Sometimes the most frustrating bugs are the simplest ones. Today we shipped a fix for Sabine's memory ingestion pipeline that highlights a classic integration issue: when two parts of your system speak slightly different languages.
The Problem
Sabine's memory router handles biographical and legal document ingestion through dedicated handlers. The upload handler was doing its job—accepting files, processing them, and forwarding the data to the appropriate ingest functions. But there was a disconnect.
The handler was passing parameters named document_text and knowledge_file_id. Meanwhile, both ingest_biographical() and ingest_legal() were expecting a parameter called text. The result? Silent failures or unexpected keyword argument errors that broke the entire knowledge ingestion flow.
The Solution
The fix was straightforward: align the parameter names in lib/agent/routers/memory.py so the upload handler and ingest functions speak the same language. We standardized on the function signatures that the ingest handlers expect, ensuring the data flows correctly from upload to processing.
Why It Matters
This bug is a reminder that even with Python's explicit keyword arguments, API contracts matter. When you're building distributed systems—or even modular monoliths—every function boundary is an integration point. Type hints help, but they don't catch misnamed parameters at the call site.
For Sabine users, this fix means biographical and legal documents now ingest correctly, building a more complete knowledge graph that powers contextual conversations.

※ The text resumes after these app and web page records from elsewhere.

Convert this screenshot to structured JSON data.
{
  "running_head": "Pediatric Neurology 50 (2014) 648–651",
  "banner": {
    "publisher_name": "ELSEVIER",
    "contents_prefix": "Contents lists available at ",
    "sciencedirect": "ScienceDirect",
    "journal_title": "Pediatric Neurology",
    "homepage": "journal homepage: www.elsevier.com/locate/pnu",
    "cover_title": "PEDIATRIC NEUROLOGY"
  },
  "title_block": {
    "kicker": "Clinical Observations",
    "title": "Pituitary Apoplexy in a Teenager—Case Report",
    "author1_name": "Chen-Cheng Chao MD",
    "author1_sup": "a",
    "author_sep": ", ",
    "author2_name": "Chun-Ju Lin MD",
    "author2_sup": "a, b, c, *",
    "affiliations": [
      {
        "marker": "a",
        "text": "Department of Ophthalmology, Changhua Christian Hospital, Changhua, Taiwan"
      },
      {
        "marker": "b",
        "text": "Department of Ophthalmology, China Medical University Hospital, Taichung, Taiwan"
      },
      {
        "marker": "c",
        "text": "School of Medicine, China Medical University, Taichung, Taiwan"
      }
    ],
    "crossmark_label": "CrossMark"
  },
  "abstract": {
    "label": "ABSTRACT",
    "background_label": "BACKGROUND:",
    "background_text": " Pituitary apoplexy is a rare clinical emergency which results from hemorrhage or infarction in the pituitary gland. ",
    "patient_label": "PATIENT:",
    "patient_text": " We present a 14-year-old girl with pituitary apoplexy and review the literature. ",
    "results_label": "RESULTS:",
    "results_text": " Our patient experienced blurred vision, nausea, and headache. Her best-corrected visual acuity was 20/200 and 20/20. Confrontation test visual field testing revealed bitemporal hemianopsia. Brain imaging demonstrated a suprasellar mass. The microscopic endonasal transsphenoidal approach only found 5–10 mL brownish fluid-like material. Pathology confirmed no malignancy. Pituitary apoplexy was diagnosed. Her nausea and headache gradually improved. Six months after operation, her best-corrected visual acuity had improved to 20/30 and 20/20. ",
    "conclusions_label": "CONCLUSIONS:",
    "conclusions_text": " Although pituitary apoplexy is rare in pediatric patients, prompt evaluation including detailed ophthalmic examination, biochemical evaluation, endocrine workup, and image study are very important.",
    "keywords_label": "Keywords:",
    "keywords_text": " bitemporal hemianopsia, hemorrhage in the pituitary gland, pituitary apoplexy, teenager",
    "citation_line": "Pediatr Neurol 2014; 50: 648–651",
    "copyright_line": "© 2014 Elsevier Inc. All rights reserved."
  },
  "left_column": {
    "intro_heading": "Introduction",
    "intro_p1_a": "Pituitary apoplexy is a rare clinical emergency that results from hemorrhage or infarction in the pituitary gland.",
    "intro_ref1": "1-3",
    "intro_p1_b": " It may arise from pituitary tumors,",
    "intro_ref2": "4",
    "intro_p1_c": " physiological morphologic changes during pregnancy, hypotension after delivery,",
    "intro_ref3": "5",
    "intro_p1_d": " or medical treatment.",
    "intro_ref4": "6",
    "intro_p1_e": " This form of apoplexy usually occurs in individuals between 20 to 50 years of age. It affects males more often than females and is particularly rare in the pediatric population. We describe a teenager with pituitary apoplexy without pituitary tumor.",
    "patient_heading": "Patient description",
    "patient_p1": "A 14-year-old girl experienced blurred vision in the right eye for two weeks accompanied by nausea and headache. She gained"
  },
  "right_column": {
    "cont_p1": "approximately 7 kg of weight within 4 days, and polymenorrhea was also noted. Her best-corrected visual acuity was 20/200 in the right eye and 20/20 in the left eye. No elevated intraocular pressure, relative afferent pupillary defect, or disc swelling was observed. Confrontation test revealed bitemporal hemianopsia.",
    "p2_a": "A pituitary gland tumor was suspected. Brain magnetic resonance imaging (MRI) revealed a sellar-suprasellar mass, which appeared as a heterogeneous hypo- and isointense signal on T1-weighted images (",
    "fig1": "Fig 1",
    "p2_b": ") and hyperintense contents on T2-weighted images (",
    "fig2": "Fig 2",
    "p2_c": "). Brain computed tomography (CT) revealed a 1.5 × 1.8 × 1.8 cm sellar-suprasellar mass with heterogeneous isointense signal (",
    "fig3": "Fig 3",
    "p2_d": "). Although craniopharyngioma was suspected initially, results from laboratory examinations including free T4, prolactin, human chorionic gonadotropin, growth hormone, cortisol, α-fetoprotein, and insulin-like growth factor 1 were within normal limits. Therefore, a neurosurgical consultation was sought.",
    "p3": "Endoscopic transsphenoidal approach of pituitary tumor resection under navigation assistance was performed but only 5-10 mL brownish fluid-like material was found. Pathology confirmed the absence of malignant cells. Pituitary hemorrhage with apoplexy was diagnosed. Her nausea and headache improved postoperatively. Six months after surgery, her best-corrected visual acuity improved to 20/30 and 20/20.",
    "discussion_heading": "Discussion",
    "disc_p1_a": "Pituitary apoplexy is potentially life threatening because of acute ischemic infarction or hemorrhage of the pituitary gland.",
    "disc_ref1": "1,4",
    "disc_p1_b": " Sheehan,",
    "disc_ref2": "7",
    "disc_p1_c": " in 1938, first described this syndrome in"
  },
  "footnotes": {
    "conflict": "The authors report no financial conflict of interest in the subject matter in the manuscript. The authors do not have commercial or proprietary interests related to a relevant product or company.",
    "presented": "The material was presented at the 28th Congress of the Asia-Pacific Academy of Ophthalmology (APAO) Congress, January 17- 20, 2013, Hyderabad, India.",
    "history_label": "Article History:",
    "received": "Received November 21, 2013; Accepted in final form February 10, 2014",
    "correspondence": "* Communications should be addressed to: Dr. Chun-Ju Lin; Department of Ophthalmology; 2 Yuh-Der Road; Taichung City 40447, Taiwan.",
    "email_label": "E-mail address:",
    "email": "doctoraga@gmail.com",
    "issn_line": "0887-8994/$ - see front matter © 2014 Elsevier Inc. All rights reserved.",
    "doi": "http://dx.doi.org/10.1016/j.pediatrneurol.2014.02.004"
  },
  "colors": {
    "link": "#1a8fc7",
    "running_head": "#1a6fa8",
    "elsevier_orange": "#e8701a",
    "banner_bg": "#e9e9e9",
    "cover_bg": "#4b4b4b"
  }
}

For us, it's a nudge toward better integration testing—validating not just that handlers exist, but that they communicate correctly.
What's Next
This fix is part of ongoing improvements to Sabine's memory ingestion pipeline. Next up: expanding our integration test coverage to catch these kinds of parameter mismatches before they ship, and exploring more structured API contracts using Pydantic models to enforce consistency across handler boundaries. We're also building out richer memory classification, allowing Sabine to understand not just what you upload, but how different knowledge types relate to each other.